Aroline Schmitt Papers, 1939-1971

Biographical / Historical

Aroline Hiles Schmitt, a leader of Wisconsin conservation efforts, was born in Jamestown, New York on August 4, 1904. After she earned her L.B. in Nurses Training from Hamont Hospital, Erie, Pennsylvania, in 1925, she married Max Schmitt, a Milwaukee businessman. The couple had two children, Maxine and John.

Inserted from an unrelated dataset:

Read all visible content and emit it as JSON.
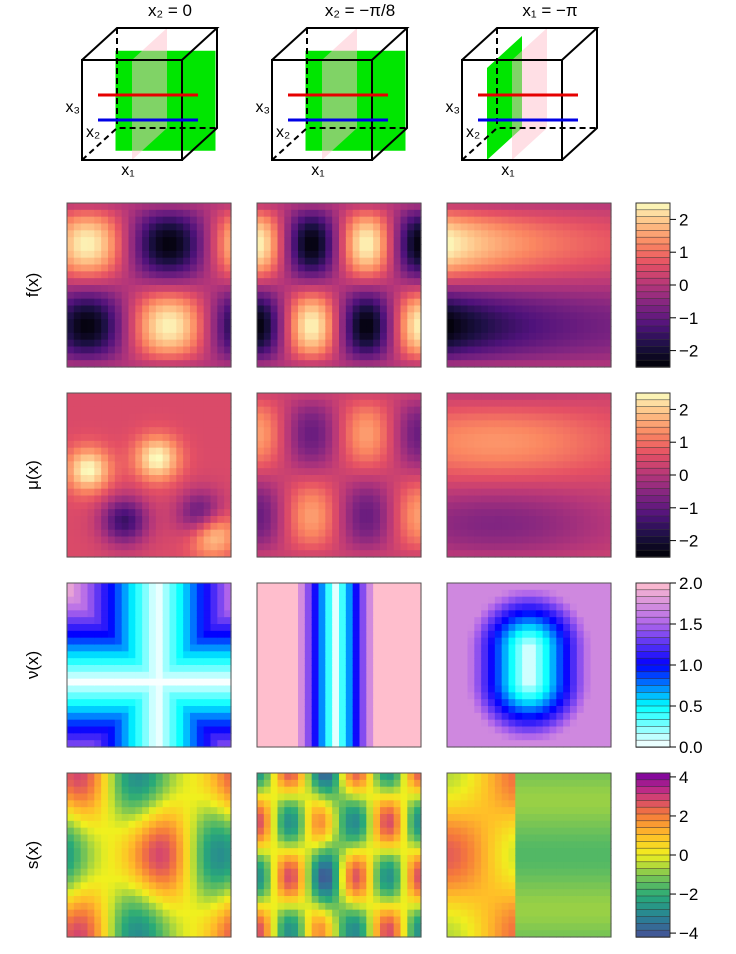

During the 1930s, while her children were still young, Aroline Schmitt became active in Junior Garden Clubs and acted as a nature study guide in local schools. Her volunteer conservation work soon became a full-time career, as she served the following organizations: Citizens' Natural Resource Association, president; "Forests," executive director; Friends of the Land, charter member, director, and third vice-president; Milwaukee County Conservation Alliance, charter member, forestry chairman; and Wisconsin Garden Club Federation, state conservation chairman, as well as a number of other groups. Schmitt, starting during World War II, she began working for the United States Forest Service, retireing in 1961

Schmitt continued her conservation efforts by telephone and by mail after a serious illness in 1948 left her an invalid, and during the 1950s she became vice-president of the Citizens' Committee for the Menominees. She received awards for her volunteer services from the following organizations: the Izaak Walton League in 1950; Quota Club of Milwaukee in 1952; a citation from Lane Bryant around 1955; and the Wisconsin Garden Club, which established the annual Aroline Schmitt conservation scholarship.

Aroline Hiles Schmitt died on March 28, 1995 in Moscow, Idaho. In 2019 Schmitt was inducted into The Wisconsin Conservation Hall of Fame.